Was it Aylu who singlehandedly introduced Chicago footwork to the South American continent? Yes. Maybe. I don’t know. Who can really take credit for something like that? It’d be like me introducing my family to spaghetti or something. Makes no difference, or sense. Regardless, Aylu has singlehandedly brought Chicago footwork to Argentina, wrapping its rapid polyrhythms in her own signature style. It’s fitting, then, that “groove”-y Wrocław tape label outlines has included Aylu in its, ahem, “groove” series, as “groove 4,” this here tape, constitutes the first in a trilogy of forthcoming releases dedicated to female producers. Never one to seemingly shirk a forward-thinking footwork-indebted artist, the label’s done a nice job adding Aylu to its catalog. I’ve gone on record saying that it’s impossible to resist the movement of outlines’s artists, and here it’s not different – Aylu takes ordinary objects and sounds and pieces them together, like me with a bunch of my sons LEGOs after I stumble through them like a great lummox. But the precision and inventiveness these sounds are put together with takes much more effort, more care, and more vision. The ping-ponging disintegrations of soundwaves, the voice patches, the melodies surfacing and submerging – all coalesce into a weird, wild whole.
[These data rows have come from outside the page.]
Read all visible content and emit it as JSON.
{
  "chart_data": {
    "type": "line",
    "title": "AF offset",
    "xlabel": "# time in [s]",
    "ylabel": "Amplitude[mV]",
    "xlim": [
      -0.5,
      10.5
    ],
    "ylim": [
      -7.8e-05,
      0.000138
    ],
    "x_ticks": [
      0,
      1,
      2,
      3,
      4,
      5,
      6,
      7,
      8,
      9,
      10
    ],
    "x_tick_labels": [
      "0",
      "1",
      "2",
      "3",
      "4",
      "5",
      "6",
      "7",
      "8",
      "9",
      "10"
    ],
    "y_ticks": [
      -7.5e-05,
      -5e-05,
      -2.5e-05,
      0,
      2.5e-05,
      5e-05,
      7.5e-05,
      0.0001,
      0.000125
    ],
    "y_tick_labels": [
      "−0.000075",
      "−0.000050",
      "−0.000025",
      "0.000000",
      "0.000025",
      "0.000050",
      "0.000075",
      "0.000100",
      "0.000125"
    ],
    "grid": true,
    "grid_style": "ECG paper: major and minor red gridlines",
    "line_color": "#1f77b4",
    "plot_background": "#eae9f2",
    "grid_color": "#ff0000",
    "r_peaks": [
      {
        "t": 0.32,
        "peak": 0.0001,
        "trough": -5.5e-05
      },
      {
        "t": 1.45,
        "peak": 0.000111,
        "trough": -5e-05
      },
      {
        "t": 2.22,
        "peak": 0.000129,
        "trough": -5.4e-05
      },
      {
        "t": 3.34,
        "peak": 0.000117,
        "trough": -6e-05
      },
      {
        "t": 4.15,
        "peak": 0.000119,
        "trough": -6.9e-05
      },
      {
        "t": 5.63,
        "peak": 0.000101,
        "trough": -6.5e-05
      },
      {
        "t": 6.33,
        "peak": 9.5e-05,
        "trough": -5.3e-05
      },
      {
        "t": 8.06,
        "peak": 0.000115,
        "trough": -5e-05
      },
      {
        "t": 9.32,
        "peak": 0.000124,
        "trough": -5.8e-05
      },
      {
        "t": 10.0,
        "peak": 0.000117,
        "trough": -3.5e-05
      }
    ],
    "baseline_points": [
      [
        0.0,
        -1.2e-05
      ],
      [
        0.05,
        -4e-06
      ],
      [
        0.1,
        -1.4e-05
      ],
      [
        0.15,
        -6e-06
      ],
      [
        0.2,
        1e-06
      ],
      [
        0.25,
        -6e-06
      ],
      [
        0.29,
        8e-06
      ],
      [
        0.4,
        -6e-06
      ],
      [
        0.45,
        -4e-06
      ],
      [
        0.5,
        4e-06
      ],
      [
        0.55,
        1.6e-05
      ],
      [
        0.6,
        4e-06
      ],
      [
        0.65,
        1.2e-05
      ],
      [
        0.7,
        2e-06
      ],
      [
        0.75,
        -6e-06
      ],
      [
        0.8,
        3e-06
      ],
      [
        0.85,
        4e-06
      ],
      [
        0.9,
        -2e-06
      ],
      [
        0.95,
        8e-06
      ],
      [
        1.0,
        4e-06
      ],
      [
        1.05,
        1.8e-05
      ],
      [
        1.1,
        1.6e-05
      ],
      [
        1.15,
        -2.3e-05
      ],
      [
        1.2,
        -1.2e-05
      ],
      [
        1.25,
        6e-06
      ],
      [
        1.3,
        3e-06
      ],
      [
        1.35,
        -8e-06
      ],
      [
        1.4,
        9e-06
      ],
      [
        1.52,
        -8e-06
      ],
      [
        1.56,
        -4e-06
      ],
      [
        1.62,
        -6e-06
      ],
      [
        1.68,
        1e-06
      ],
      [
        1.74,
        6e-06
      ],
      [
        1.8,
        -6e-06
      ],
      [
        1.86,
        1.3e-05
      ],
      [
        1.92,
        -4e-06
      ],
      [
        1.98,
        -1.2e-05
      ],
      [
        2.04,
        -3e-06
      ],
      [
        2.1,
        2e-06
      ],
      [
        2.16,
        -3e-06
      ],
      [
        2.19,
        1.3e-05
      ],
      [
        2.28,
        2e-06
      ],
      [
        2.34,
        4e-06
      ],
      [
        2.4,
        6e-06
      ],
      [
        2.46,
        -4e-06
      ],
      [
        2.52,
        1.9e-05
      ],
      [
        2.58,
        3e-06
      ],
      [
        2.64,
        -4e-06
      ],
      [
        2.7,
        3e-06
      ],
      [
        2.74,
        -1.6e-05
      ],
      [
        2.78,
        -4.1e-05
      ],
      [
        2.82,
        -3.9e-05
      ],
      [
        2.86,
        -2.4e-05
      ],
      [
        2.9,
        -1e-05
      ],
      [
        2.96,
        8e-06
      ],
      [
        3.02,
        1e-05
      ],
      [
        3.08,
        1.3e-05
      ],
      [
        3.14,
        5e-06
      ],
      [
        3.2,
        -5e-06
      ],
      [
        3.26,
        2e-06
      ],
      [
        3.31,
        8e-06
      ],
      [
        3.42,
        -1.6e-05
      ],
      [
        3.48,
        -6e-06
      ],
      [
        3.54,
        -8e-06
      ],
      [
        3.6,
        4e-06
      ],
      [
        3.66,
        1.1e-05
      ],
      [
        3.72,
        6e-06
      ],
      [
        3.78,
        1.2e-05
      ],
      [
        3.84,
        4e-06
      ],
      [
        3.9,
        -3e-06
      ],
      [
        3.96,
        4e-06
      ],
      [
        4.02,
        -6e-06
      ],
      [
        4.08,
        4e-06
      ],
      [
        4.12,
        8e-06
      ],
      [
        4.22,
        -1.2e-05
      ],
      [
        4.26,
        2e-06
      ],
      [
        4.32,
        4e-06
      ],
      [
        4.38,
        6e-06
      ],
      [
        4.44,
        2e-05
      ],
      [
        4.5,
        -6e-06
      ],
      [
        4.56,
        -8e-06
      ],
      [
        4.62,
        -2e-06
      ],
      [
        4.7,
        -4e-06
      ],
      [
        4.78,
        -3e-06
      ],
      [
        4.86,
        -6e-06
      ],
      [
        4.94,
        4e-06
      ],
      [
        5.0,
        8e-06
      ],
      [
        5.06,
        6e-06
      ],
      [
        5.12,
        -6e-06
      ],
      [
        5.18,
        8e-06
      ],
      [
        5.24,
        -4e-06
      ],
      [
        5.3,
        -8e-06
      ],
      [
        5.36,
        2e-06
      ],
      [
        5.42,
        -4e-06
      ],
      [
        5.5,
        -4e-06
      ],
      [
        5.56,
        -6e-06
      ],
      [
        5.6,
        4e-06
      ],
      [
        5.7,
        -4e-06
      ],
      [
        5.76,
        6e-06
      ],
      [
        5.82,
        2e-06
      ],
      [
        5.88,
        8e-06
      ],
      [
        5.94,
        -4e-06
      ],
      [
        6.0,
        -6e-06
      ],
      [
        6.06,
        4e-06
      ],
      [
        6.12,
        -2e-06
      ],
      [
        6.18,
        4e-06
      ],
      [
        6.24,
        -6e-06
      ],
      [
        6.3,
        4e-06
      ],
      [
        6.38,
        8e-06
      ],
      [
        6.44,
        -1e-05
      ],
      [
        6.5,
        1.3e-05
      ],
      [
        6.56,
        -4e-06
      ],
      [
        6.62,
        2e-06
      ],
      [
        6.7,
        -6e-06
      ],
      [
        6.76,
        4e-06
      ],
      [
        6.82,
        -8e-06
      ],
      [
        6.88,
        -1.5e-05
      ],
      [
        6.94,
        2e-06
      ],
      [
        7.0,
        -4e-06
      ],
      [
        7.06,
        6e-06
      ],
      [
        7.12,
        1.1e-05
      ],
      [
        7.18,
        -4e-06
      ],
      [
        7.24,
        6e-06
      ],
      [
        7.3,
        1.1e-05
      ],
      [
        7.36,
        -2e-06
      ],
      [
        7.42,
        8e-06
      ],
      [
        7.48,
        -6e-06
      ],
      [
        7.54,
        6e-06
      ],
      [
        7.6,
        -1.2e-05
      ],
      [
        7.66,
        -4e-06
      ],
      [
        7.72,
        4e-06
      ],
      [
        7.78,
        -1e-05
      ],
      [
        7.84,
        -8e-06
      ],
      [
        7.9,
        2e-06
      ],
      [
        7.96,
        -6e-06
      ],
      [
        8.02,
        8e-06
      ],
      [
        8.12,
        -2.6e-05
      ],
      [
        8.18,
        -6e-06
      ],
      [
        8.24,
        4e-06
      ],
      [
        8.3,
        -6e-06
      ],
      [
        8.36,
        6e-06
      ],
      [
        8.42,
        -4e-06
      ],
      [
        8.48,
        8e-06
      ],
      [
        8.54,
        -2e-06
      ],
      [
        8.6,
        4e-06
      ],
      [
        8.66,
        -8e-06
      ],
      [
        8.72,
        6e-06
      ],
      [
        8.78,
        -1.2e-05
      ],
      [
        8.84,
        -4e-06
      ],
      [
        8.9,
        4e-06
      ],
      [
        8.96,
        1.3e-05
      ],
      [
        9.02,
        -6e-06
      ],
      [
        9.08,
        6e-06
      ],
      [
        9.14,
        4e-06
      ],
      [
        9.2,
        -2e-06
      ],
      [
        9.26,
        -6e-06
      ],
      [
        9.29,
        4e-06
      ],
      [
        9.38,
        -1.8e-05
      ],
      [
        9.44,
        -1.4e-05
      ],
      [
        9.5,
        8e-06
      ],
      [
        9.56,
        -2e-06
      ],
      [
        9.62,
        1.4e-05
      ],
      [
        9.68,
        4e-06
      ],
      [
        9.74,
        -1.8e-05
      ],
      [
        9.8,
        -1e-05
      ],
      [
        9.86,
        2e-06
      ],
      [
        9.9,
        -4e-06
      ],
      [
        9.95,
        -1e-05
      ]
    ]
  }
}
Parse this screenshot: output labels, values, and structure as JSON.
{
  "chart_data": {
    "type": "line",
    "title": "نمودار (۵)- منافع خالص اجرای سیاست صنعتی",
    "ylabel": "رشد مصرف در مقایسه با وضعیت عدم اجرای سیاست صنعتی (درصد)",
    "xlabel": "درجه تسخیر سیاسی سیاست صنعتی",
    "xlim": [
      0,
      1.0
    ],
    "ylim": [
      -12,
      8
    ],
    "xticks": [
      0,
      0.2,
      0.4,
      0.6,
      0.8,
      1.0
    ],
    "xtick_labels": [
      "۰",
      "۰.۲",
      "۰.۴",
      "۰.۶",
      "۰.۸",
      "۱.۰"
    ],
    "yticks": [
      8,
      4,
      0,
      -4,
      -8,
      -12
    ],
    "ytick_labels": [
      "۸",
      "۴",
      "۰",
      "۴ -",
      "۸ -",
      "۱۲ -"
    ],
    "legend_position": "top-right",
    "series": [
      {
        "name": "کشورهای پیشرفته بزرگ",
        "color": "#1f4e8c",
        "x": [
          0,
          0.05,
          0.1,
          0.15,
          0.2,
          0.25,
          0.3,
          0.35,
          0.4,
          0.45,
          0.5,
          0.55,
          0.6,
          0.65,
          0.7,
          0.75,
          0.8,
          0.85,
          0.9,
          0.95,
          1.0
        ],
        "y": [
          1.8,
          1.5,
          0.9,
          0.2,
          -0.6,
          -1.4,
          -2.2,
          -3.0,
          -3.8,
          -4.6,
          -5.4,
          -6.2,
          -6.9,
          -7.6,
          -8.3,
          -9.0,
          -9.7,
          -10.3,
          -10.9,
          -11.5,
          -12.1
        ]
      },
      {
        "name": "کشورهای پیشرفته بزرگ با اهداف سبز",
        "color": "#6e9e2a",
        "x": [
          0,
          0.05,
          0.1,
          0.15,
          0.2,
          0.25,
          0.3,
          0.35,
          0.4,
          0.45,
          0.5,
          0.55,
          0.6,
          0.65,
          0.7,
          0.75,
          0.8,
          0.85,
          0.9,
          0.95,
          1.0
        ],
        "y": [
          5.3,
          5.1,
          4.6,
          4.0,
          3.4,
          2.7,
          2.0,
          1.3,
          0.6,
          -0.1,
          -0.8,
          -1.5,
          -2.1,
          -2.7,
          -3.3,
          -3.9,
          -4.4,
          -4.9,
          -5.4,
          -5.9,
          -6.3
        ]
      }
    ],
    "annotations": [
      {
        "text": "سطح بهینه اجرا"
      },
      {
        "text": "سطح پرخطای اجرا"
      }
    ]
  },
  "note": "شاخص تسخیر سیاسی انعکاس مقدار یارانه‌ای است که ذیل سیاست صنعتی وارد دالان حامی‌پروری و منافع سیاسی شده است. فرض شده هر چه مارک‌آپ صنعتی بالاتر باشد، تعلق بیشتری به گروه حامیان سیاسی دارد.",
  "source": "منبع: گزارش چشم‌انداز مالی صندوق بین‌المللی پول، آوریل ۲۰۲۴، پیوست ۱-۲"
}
It’s almost like you’re listening to it wrong, the nine minutes of each track stretching out as linear time – if you adjust your position on the space-time continuum, you may find that the tracks halve themselves but sound like a full orchestra. Is that the secret, knowing this is a deconstruction of a different whole because we perceive time in a linear manner?
Did I just suggest Aylu was some sort of being existing outside of linear time?
Anyway, have fun with this one. I sure did.